We wtorek rano inna grupa Koreańczyków, która w ubiegłą środę przedostała się do amerykańskiego konsulatu w Shenyangu, opuściła Chiny i przez Singapur wyjechała do Korei Południowej. Nadal niewyjaśnione natomiast pozostają losy dwojga Koreańczyków, od niedzieli znajdujących się na terenie ambasady Kanady w Pekinie.
Chiny oficjalnie nie zajmują stanowiska w sprawach północnokoreańskich uciekinierów - formalnie, zgodnie z umową o ekstradycji z KRLD, winny odesłać takie osoby do Korei Północnej.
Korea Południowa zapowiedziała już, że przyjmie azylantów, w tym także dwie kobiety i dziecko, którym nie udało się wejść do konsulatu japońskiego. Film, zrobiony w czasie tego incydentu, pokazuje brutalność, z jaką policjanci chińscy potraktowali ofiary. Towarzyszący kobietom dwaj mężczyźni zostali aresztowani tuż przed samym wejściem do konsulatu.

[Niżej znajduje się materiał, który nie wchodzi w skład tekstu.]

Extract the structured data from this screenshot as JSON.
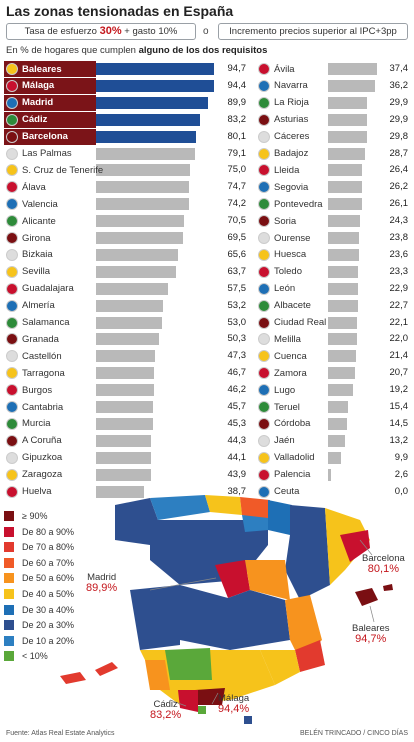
{
  "title": "Las zonas tensionadas en España",
  "criteria": {
    "left_prefix": "Tasa de esfuerzo ",
    "left_pct": "30%",
    "left_suffix": " + gasto 10%",
    "or": "o",
    "right": "Incremento precios superior al IPC+3pp"
  },
  "subtitle_prefix": "En % de hogares que cumplen ",
  "subtitle_bold": "alguno de los dos requisitos",
  "colors": {
    "highlight_label": "#7b1418",
    "highlight_bar": "#1f4e96",
    "bar": "#b9b9b9",
    "value_accent": "#c4161c"
  },
  "chart_data": [
    {
      "type": "bar",
      "orientation": "horizontal",
      "title": "",
      "categories": [
        "Baleares",
        "Málaga",
        "Madrid",
        "Cádiz",
        "Barcelona",
        "Las Palmas",
        "S. Cruz de Tenerife",
        "Álava",
        "Valencia",
        "Alicante",
        "Girona",
        "Bizkaia",
        "Sevilla",
        "Guadalajara",
        "Almería",
        "Salamanca",
        "Granada",
        "Castellón",
        "Tarragona",
        "Burgos",
        "Cantabria",
        "Murcia",
        "A Coruña",
        "Gipuzkoa",
        "Zaragoza",
        "Huelva"
      ],
      "values": [
        94.7,
        94.4,
        89.9,
        83.2,
        80.1,
        79.1,
        75.0,
        74.7,
        74.2,
        70.5,
        69.5,
        65.6,
        63.7,
        57.5,
        53.2,
        53.0,
        50.3,
        47.3,
        46.7,
        46.2,
        45.7,
        45.3,
        44.3,
        44.1,
        43.9,
        38.7
      ],
      "value_labels": [
        "94,7",
        "94,4",
        "89,9",
        "83,2",
        "80,1",
        "79,1",
        "75,0",
        "74,7",
        "74,2",
        "70,5",
        "69,5",
        "65,6",
        "63,7",
        "57,5",
        "53,2",
        "53,0",
        "50,3",
        "47,3",
        "46,7",
        "46,2",
        "45,7",
        "45,3",
        "44,3",
        "44,1",
        "43,9",
        "38,7"
      ],
      "highlighted": [
        "Baleares",
        "Málaga",
        "Madrid",
        "Cádiz",
        "Barcelona"
      ],
      "xlim": [
        0,
        100
      ]
    },
    {
      "type": "bar",
      "orientation": "horizontal",
      "title": "",
      "categories": [
        "Ávila",
        "Navarra",
        "La Rioja",
        "Asturias",
        "Cáceres",
        "Badajoz",
        "Lleida",
        "Segovia",
        "Pontevedra",
        "Soria",
        "Ourense",
        "Huesca",
        "Toledo",
        "León",
        "Albacete",
        "Ciudad Real",
        "Melilla",
        "Cuenca",
        "Zamora",
        "Lugo",
        "Teruel",
        "Córdoba",
        "Jaén",
        "Valladolid",
        "Palencia",
        "Ceuta"
      ],
      "values": [
        37.4,
        36.2,
        29.9,
        29.9,
        29.8,
        28.7,
        26.4,
        26.2,
        26.1,
        24.3,
        23.8,
        23.6,
        23.3,
        22.9,
        22.7,
        22.1,
        22.0,
        21.4,
        20.7,
        19.2,
        15.4,
        14.5,
        13.2,
        9.9,
        2.6,
        0.0
      ],
      "value_labels": [
        "37,4",
        "36,2",
        "29,9",
        "29,9",
        "29,8",
        "28,7",
        "26,4",
        "26,2",
        "26,1",
        "24,3",
        "23,8",
        "23,6",
        "23,3",
        "22,9",
        "22,7",
        "22,1",
        "22,0",
        "21,4",
        "20,7",
        "19,2",
        "15,4",
        "14,5",
        "13,2",
        "9,9",
        "2,6",
        "0,0"
      ],
      "xlim": [
        0,
        40
      ]
    }
  ],
  "map": {
    "legend": [
      {
        "label": "≥ 90%",
        "color": "#7a0f12"
      },
      {
        "label": "De 80 a 90%",
        "color": "#c8102e"
      },
      {
        "label": "De 70 a 80%",
        "color": "#e23a2e"
      },
      {
        "label": "De 60 a 70%",
        "color": "#f05a28"
      },
      {
        "label": "De 50 a 60%",
        "color": "#f7931e"
      },
      {
        "label": "De 40 a 50%",
        "color": "#f6c31b"
      },
      {
        "label": "De 30 a 40%",
        "color": "#1e6fb5"
      },
      {
        "label": "De 20 a 30%",
        "color": "#2e4f8f"
      },
      {
        "label": "De 10 a 20%",
        "color": "#2d7fc1"
      },
      {
        "label": "< 10%",
        "color": "#5aa83a"
      }
    ],
    "callouts": {
      "madrid": {
        "name": "Madrid",
        "value": "89,9%"
      },
      "barcelona": {
        "name": "Barcelona",
        "value": "80,1%"
      },
      "baleares": {
        "name": "Baleares",
        "value": "94,7%"
      },
      "cadiz": {
        "name": "Cádiz",
        "value": "83,2%"
      },
      "malaga": {
        "name": "Málaga",
        "value": "94,4%"
      }
    }
  },
  "source": "Fuente: Atlas Real Estate Analytics",
  "credit": "BELÉN TRINCADO / CINCO DÍAS"
}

Ostatnio w Chinach mnożyły się przypadki wtargnięcia uciekinierów z Korei Północnej na teren zagranicznych placówek dyplomatycznych. Największa grupa - 25 Koreańczyków - schroniła się w marcu w ambasadzie Hiszpanii w Pekinie. Od tego czasu chińskie władze wprowadziły środki bezpieczeństwa wokół dzielnic dyplomatycznych w stolicy, kontrolując skrupulatnie także ruch na ulicach wokół ambasad.
Azylanci północnokoreańscy dotychczas bez większych problemów byli odsyłani do Korei Południowej.
Na terenie Chin przebywa do kilkuset tysięcy uciekinierów z Korei Północnej. Większość szuka sposobu dotarcia do Korei Południowej bądź krajów zachodnich. (reb)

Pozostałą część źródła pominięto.